Maxime vroeg me uit: een jongen van mijn leeftijd. Maxime was hoffelijk en guitig, hij bewonderde mijn venijn en spotternij. Ik mocht zijn oren en zijn kapsel strelen: gabber. Ik hield vooral van het geschoren gedeelte: precies een klein jong egeltje dat niet op zijn hoede was, dat nog niet wist dat de mens sadistisch en boosaardig was. Het schaamhaar van Maxime was pluizig en erbarmelijk, precies een cynische versleten zieltogende korzelige lammergierverzorger die zijn baan haat. Zoiets.

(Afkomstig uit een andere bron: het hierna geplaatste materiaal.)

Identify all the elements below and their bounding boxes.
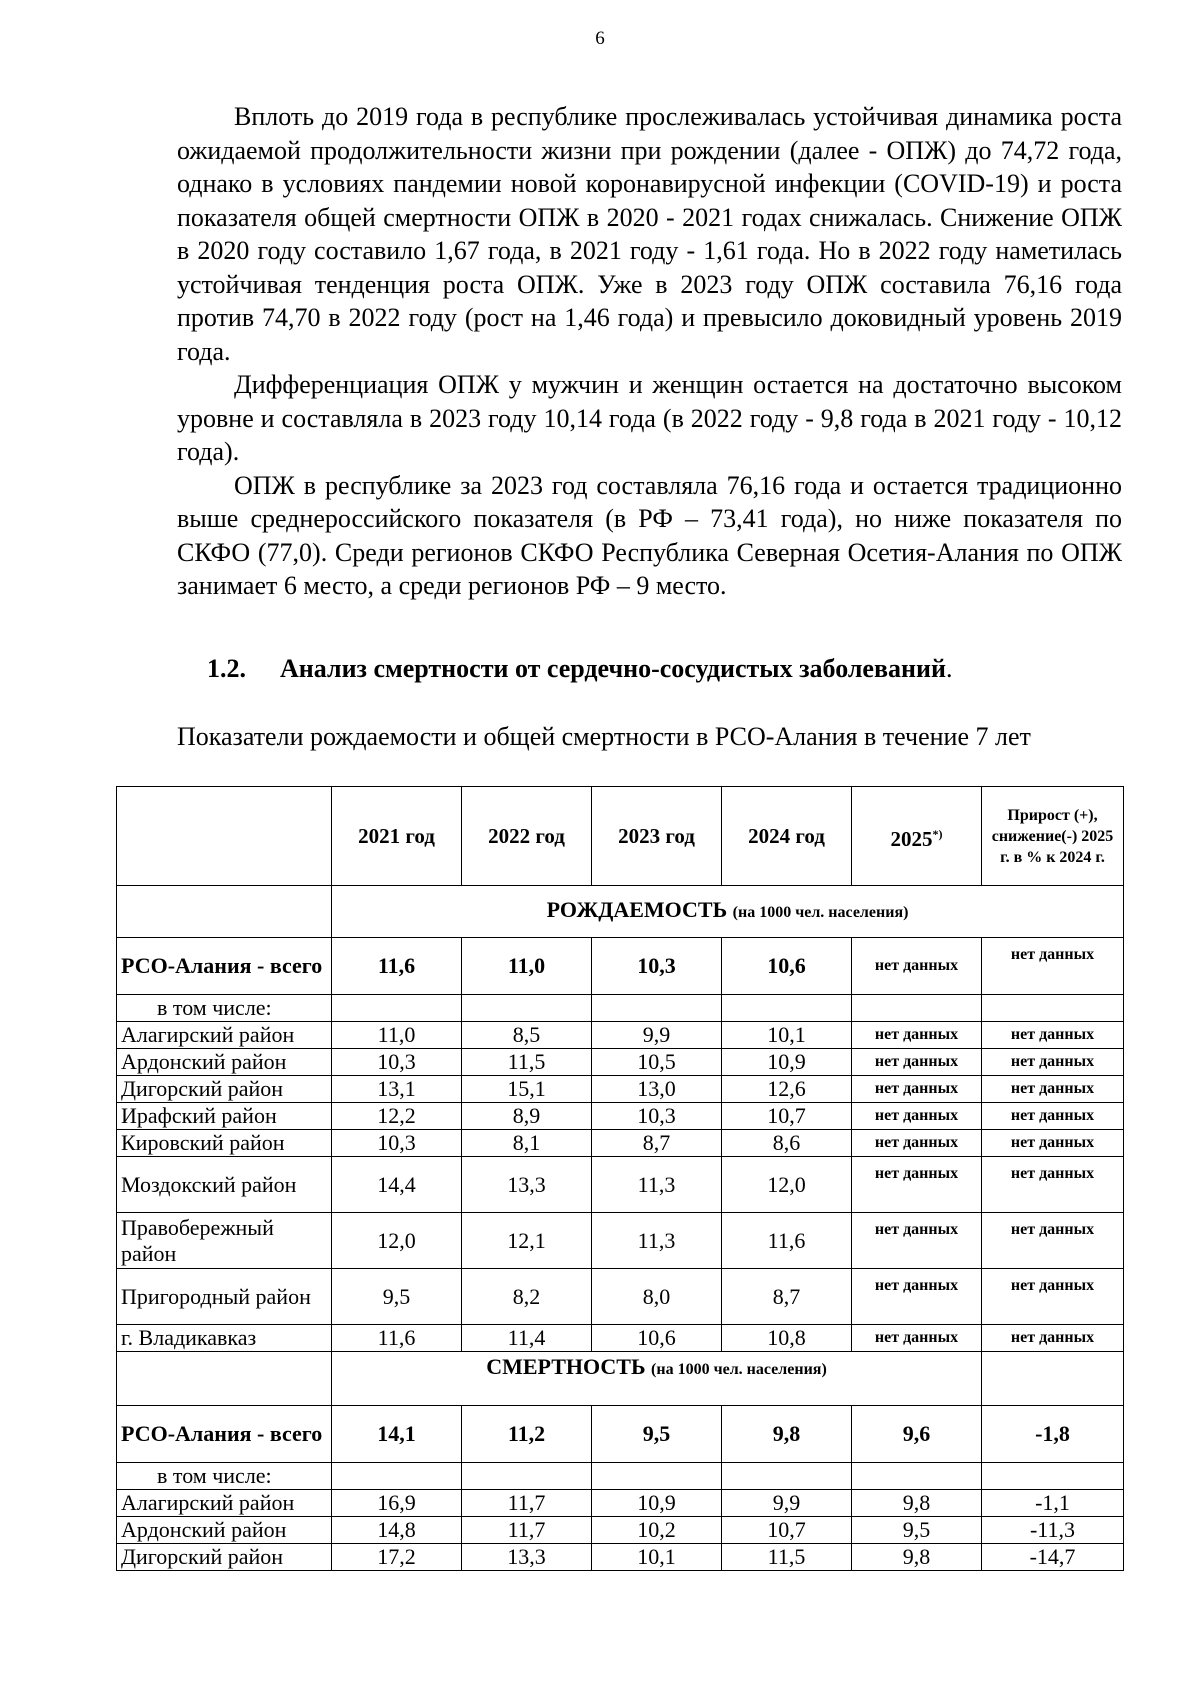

Ik werd opnieuw kaal toen ik Russisch ging studeren. Maar ik werd niet volledig kaal: ik kreeg kale plekken die ik min of meer kon verdoezelen met mijn lange bruine slierten. Mijn vader, mijn moeder en zotte tante Katrien bleven ontzettend harig. Maar mijn stiefvader gaf iedereen het nakijken. Men noemde hem ‘De Weerwolf van Malta’. Althans: in Malta noemde men hem zo. Hij ging vaak naar Malta om lezingen te geven over Proust. Mijn studie liep af met een sisser. Ik kreeg een psychose en ik vergat zelfs de Russische woorden voor ‘stier’ en ‘gootsteen’. Ik was geen dadaïst meer. Ik was geen dichter, geen barbaar, geen touwslager, geen spionne, geen buikspreker, geen sjamaan, geen televisiepriester, geen microbioloog, geen winkeldetective, geen goochelaar, geen leeuwentemmer, geen onderwaterlasser, geen koorddanser, geen pyromaan, geen beeldenstormer en zelfs geen Eskimo. Ik was slechts een fantasieloze misfit, een nietswaardige paria, een schurftige kletskop, een ouwelijk neurotisch fezelend krachteloos meewarig heksje. De schurftmijt had ik van Maxime gekregen. Een bijzonder hardnekkige mijt, ik reclameerde tegen Maxime. Maar hij wuifde mijn klacht weg en zei achteloos: ‘You’re welcome!’ Hij was erg arrogant geworden sinds hij mysterieuze immorele bloedlinke connecties had in Winnipeg. Hij liet zijn haar groeien, hij leek een beetje op David Coverdale.